Le concept de « classe écologique » a séduit l’ensemble du jury tout en suscitant une réflexion critique. L’auteur n’en postule pas l’existence comme une évidence, mais en interroge la réalité empirique ainsi que la conscience d’appartenance à une telle classe dans le monde agricole. Cette approche met en lumière l’hétérogénéité du secteur, en révélant une frange d’agriculteur·rices souvent invisibilisée sans en présumer l’homogénéité ni la structuration collective. Le jury considère ce concept comme heuristique, car il permet d’explorer à la fois les convergences écologiques potentielles et les pluralités internes qui traversent cette « classe ».

L’originalité majeure du travail réside dans son approche de la démocratie.

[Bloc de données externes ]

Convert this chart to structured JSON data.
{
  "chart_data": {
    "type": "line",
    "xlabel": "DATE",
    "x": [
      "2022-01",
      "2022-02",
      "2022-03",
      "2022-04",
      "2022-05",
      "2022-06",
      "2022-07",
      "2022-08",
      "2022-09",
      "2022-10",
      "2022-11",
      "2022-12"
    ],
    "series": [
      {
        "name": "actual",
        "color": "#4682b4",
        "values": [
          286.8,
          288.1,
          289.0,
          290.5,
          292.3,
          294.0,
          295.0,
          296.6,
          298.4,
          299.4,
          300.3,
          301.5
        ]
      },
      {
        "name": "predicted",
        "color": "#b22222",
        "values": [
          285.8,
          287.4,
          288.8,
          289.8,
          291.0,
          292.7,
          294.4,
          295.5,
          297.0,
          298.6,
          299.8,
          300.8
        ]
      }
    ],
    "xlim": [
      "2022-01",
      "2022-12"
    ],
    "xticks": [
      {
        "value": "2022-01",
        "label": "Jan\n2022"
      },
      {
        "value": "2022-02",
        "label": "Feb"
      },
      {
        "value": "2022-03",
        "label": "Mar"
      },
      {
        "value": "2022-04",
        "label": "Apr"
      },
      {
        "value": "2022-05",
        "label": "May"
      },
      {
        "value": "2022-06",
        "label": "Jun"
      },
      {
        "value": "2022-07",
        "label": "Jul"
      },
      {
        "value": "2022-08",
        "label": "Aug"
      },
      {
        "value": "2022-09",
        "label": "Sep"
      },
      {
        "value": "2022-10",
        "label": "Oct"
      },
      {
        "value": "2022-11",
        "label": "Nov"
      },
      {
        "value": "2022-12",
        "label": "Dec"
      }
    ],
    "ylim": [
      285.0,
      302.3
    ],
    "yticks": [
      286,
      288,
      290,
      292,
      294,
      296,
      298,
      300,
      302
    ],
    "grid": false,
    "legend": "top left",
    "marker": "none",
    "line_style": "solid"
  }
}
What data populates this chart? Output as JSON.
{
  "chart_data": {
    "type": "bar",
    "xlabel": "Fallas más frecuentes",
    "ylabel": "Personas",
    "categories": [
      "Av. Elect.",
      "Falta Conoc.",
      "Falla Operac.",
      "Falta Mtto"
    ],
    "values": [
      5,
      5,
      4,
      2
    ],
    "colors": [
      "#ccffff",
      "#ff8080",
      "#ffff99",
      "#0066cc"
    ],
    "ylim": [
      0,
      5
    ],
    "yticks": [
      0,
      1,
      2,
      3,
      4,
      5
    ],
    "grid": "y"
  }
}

L’auteur met en évidence le rôle structurant des inégalités sociales et des rapports de classe, ce qui permet d’éclairer les formes de participation non institutionnalisée qui se déploient dans l’espace public et de mieux comprendre certains blocages démocratiques. Si le jury souligne que le lien avec les innovations démocratiques institutionnelles demeure implicite et que les recommandations opérationnelles restent limitées, il encourage l’auteur à approfondir la manière dont ces résultats pourraient nourrir plus directement la réflexion et l’action des décideurs politiques, voire au développement de dispositifs participatifs susceptibles d’offrir des espaces d’expression et de représentation à des groupes sociaux peu entendus dans les arènes institutionnelles.

En désignant ce mémoire comme lauréat, le jury affirme que comprendre les rapports sociaux qui structurent notre société constitue un préalable essentiel aux innovations démocratiques. En popularisant la notion de classe écologique, le mémoire produit un savoir fondamental pour penser non seulement les politiques publiques agricoles, mais aussi les dynamiques de délibération collective à mettre en place en amont, dans une logique d'anticipation. Ce travail mérite d'être diffusé pour enrichir le débat public.